My eyes are hastily scanning the immediate horizon, to locate any individual capable of translating my English into Romanian, when my feet answer the dilemma. It’s -3°F, but through six inches of snow a frozen soccer ball finds my right foot. When I look up, five young Romanian faces suggest with excited gestures that I am to join their game. I turn back to Marion, the Romanian youth with whom I was previously attempting to converse.
“Soccer?”
He smiles.
I spent two weeks in Europe this past Christmas break. During that time, I spoke Romanian, English, Spanish, even a bit of French and Hungarian. But the most effective language I spoke during those 14 days was soccer. It required no translation, no explanation, no undue direction, because it had everything to do with action, and nothing to do with formulated dialogue. For the first and last time, common language did not prove a prerequisite for common experience.
We kid ourselves if and when we purport that the pinnacle accomplishment of athletic achievement is represented by a final score. Sports are, by definition, relational. Common athletic expertise creates an organic link between participants, regardless of statistics, of uniforms, of the athletes’ respective median incomes, of everything save for shared technique.
I believe any manual dedicated to effective evangelization is forever incomplete without specific inclusion of athletic movement.
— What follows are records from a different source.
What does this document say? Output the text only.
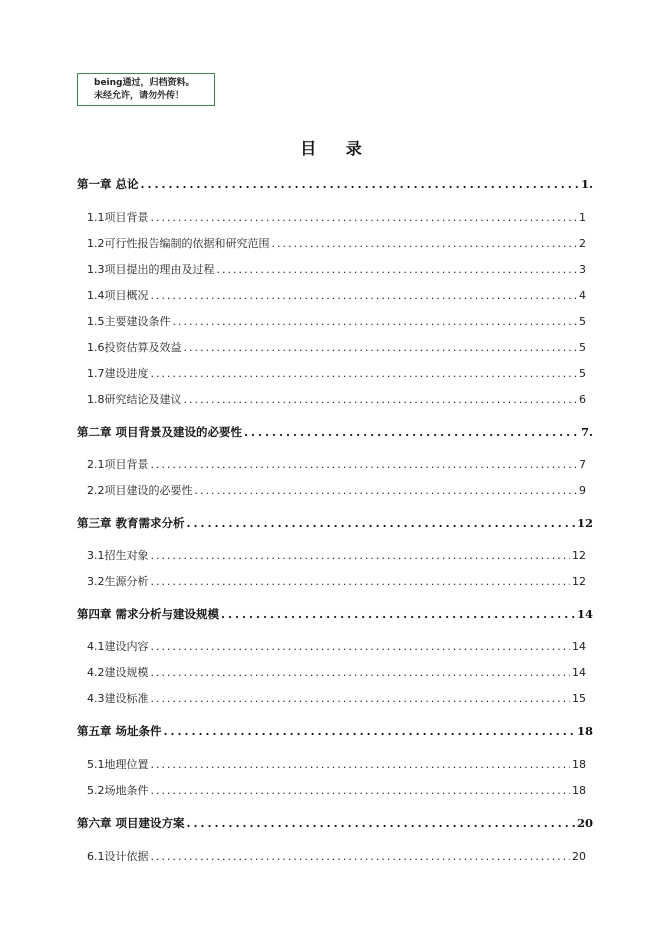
being通过，归档资料。
未经允许，请勿外传！
目 录
第一章 总论 .....	1.
1.1项目背景 .....	1
1.2可行性报告编制的依据和研究范围 .....	2
1.3项目提出的理由及过程 .....	3
1.4项目概况 .....	4
1.5主要建设条件 .....	5
1.6投资估算及效益 .....	5
1.7建设进度 .....	5
1.8研究结论及建议 .....	6
第二章 项目背景及建设的必要性 .....	7.
2.1项目背景 .....	7
2.2项目建设的必要性 .....	9
第三章 教育需求分析 .....	12
3.1招生对象 .....	12
3.2生源分析 .....	12
第四章 需求分析与建设规模 .....	14
4.1建设内容 .....	14
4.2建设规模 .....	14
4.3建设标准 .....	15
第五章 场址条件 .....	18
5.1地理位置 .....	18
5.2场地条件 .....	18
第六章 项目建设方案 .....	20
6.1设计依据 .....	20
The Bible – the most widely distributed, fundamental instruction for effective evangelization – is frequented by several examples of athletic activity. In Genesis 32:24, Jacob physically wrestles an angel, whereupon his name is changed to Israel. In Paul’s letters to the Hebrews and to the Corinthians, he compares the pursuit of everlasting life to a race. In 2 Samuel 6, David dances before the Ark of the Covenant.
To celebrate sports because of a favorable final score is to completely overlook the potency of sports to bridge otherwise uncrossable waters. Evangelization is essentially the sharing of religious material, in the hopes that those individuals to whom we evangelize choose to accept said material as their own, that they go so far as to fashion their futures after such ideologies. Because evangelization is such a vulnerable undertaking, all who evangelize seek common ground upon which to begin. Jesus Christ was no exception, offering parables with concepts fully graspable by his listeners.
Sports are that common ground. If we allow them to be, they are an ideal platform upon which, even wordlessly, we may convey the truth of the Gospels to athletes otherwise unaware of how central a role Christ plays in each of our lives. At the end of my life, God won’t ask me for the final score. He’ll ask me what I did with it.